I'm experimenting with the parameters for argon2, using argon2_cffi.
Whereas the iteration count or time_cost, and the memory_cost have obvious bearings on the speed and security of the result. I've not seen any guidance on a maximum for the parallelism parameter, other than enough for all the threads you have.
I have a 4-core i5, not sure if that counts as 4 or 8 threads. I am using time_cost=4, memory_cost=2**20 kiB, data dependent, with 'password' and 'some salt', and I get the following rough timings
parallelism time seconds
1 3.93
2 2.14
4 1.30
8 1.29
16 1.28
32 1.23
64 1.23
128 1.26
256 1.31
512 1.34
Once I'm using all my cores, I hit a time floor, as expected. I was sort of expecting a significant slowdown with large numbers for parallelism, and there is a hint of it running very slightly slower with silly numbers.

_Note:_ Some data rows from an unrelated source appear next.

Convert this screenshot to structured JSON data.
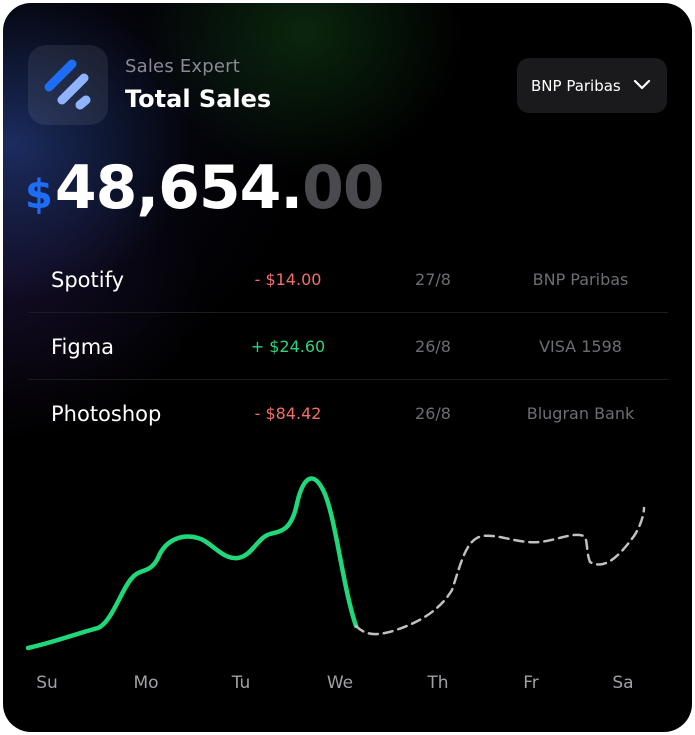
{
  "header": {
    "subtitle": "Sales Expert",
    "title": "Total Sales",
    "logo_icon": "stripes-logo-icon"
  },
  "bank_select": {
    "selected": "BNP Paribas",
    "icon": "chevron-down-icon"
  },
  "total": {
    "currency": "$",
    "integer": "48,654.",
    "decimal": "00"
  },
  "transactions": [
    {
      "name": "Spotify",
      "amount": "- $14.00",
      "direction": "negative",
      "date": "27/8",
      "account": "BNP Paribas"
    },
    {
      "name": "Figma",
      "amount": "+ $24.60",
      "direction": "positive",
      "date": "26/8",
      "account": "VISA 1598"
    },
    {
      "name": "Photoshop",
      "amount": "- $84.42",
      "direction": "negative",
      "date": "26/8",
      "account": "Blugran Bank"
    }
  ],
  "colors": {
    "accent_blue": "#1e6ef5",
    "positive": "#2fd37a",
    "negative": "#f07067",
    "line_actual": "#1fd87a",
    "line_forecast": "#bfbfc4"
  },
  "chart_data": {
    "type": "line",
    "categories": [
      "Su",
      "Mo",
      "Tu",
      "We",
      "Th",
      "Fr",
      "Sa"
    ],
    "series": [
      {
        "style": "solid"
      },
      {
        "style": "dashed"
      }
    ]
  }
}
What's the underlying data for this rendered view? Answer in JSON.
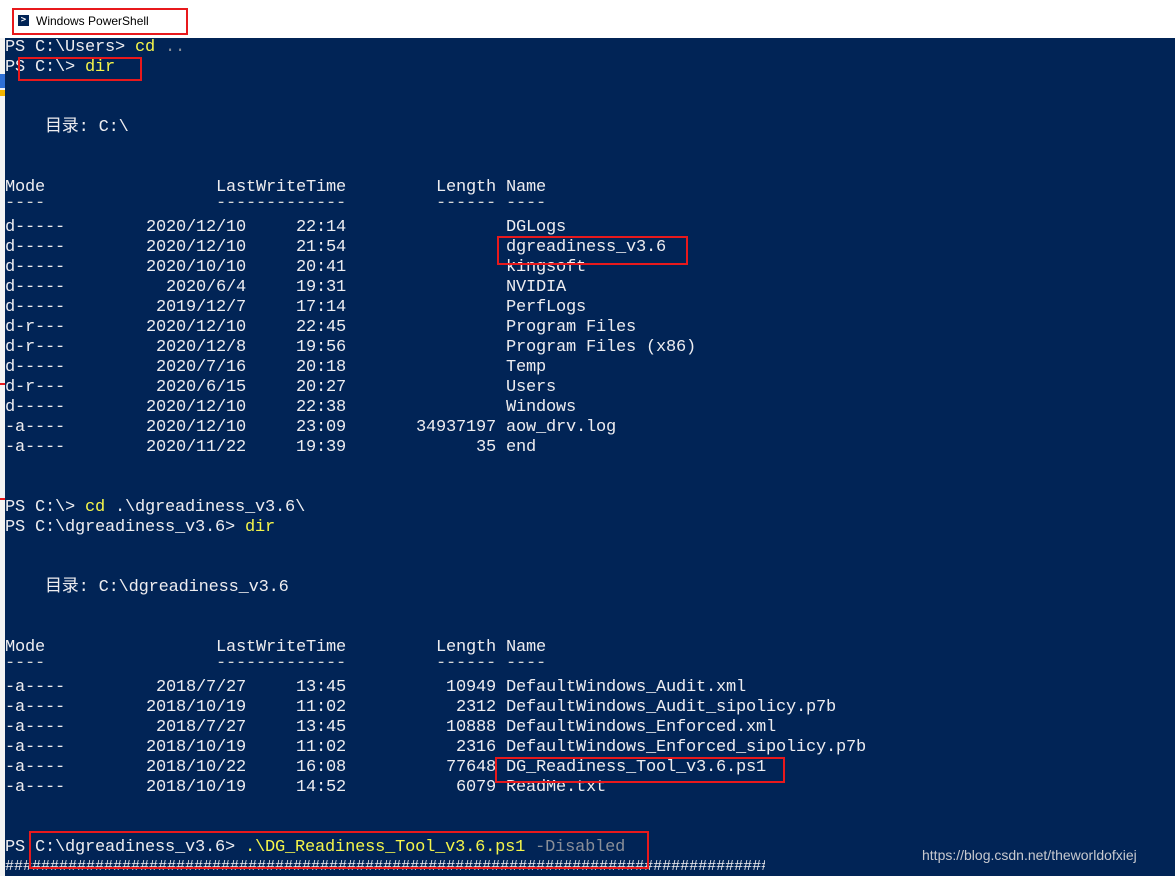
{
  "window": {
    "title": "Windows PowerShell",
    "icon": "powershell-icon"
  },
  "colors": {
    "console_bg": "#012456",
    "console_fg": "#eeedf0",
    "command": "#f5f54a",
    "parameter": "#8a8f98",
    "annotation": "#e8191c"
  },
  "session": {
    "line1": {
      "prompt": "PS C:\\Users> ",
      "command": "cd",
      "argument": " .."
    },
    "line2": {
      "prompt": "PS C:\\> ",
      "command": "dir"
    },
    "dir1_label": "    目录: C:\\",
    "headers": {
      "mode": "Mode",
      "lastwritetime": "LastWriteTime",
      "length": "Length",
      "name": "Name"
    },
    "underlines": {
      "mode": "----",
      "lastwritetime": "-------------",
      "length": "------",
      "name": "----"
    },
    "listing1": [
      {
        "mode": "d-----",
        "date": "2020/12/10",
        "time": "22:14",
        "length": "",
        "name": "DGLogs"
      },
      {
        "mode": "d-----",
        "date": "2020/12/10",
        "time": "21:54",
        "length": "",
        "name": "dgreadiness_v3.6"
      },
      {
        "mode": "d-----",
        "date": "2020/10/10",
        "time": "20:41",
        "length": "",
        "name": "kingsoft"
      },
      {
        "mode": "d-----",
        "date": "2020/6/4",
        "time": "19:31",
        "length": "",
        "name": "NVIDIA"
      },
      {
        "mode": "d-----",
        "date": "2019/12/7",
        "time": "17:14",
        "length": "",
        "name": "PerfLogs"
      },
      {
        "mode": "d-r---",
        "date": "2020/12/10",
        "time": "22:45",
        "length": "",
        "name": "Program Files"
      },
      {
        "mode": "d-r---",
        "date": "2020/12/8",
        "time": "19:56",
        "length": "",
        "name": "Program Files (x86)"
      },
      {
        "mode": "d-----",
        "date": "2020/7/16",
        "time": "20:18",
        "length": "",
        "name": "Temp"
      },
      {
        "mode": "d-r---",
        "date": "2020/6/15",
        "time": "20:27",
        "length": "",
        "name": "Users"
      },
      {
        "mode": "d-----",
        "date": "2020/12/10",
        "time": "22:38",
        "length": "",
        "name": "Windows"
      },
      {
        "mode": "-a----",
        "date": "2020/12/10",
        "time": "23:09",
        "length": "34937197",
        "name": "aow_drv.log"
      },
      {
        "mode": "-a----",
        "date": "2020/11/22",
        "time": "19:39",
        "length": "35",
        "name": "end"
      }
    ],
    "line3": {
      "prompt": "PS C:\\> ",
      "command": "cd",
      "argument": " .\\dgreadiness_v3.6\\"
    },
    "line4": {
      "prompt": "PS C:\\dgreadiness_v3.6> ",
      "command": "dir"
    },
    "dir2_label": "    目录: C:\\dgreadiness_v3.6",
    "listing2": [
      {
        "mode": "-a----",
        "date": "2018/7/27",
        "time": "13:45",
        "length": "10949",
        "name": "DefaultWindows_Audit.xml"
      },
      {
        "mode": "-a----",
        "date": "2018/10/19",
        "time": "11:02",
        "length": "2312",
        "name": "DefaultWindows_Audit_sipolicy.p7b"
      },
      {
        "mode": "-a----",
        "date": "2018/7/27",
        "time": "13:45",
        "length": "10888",
        "name": "DefaultWindows_Enforced.xml"
      },
      {
        "mode": "-a----",
        "date": "2018/10/19",
        "time": "11:02",
        "length": "2316",
        "name": "DefaultWindows_Enforced_sipolicy.p7b"
      },
      {
        "mode": "-a----",
        "date": "2018/10/22",
        "time": "16:08",
        "length": "77648",
        "name": "DG_Readiness_Tool_v3.6.ps1"
      },
      {
        "mode": "-a----",
        "date": "2018/10/19",
        "time": "14:52",
        "length": "6079",
        "name": "ReadMe.txt"
      }
    ],
    "line5": {
      "prompt": "PS C:\\dgreadiness_v3.6> ",
      "command": ".\\DG_Readiness_Tool_v3.6.ps1",
      "argument": " -Disabled"
    },
    "hash_line": "##########################################################################################"
  },
  "watermark": "https://blog.csdn.net/theworldofxiej"
}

I don't know how the algorithm uses memory, but I might imagine that if it is breaking the computation up into many disjoint blocks to run in parallel, then each block will use less memory and/or will execute fewer iterations. As the published attacks on it seem to concentrate on examples with few iterations, I could well imagine that it's stronger to use many iterations on a single block, than fewer on many blocks that are then combined at the end.
The question is, do large numbers for parallelism hurt security, and if so, how badly, maybe in the way I've surmised? There doesn't appear to be any significant cost in speed from over-specifying parallelism.
If I'm to target a wide range of hardware, do I set parallelism high, to benefit from all the speed advantage of the many core machine? Is there a threshhold, below which it makes no difference to security?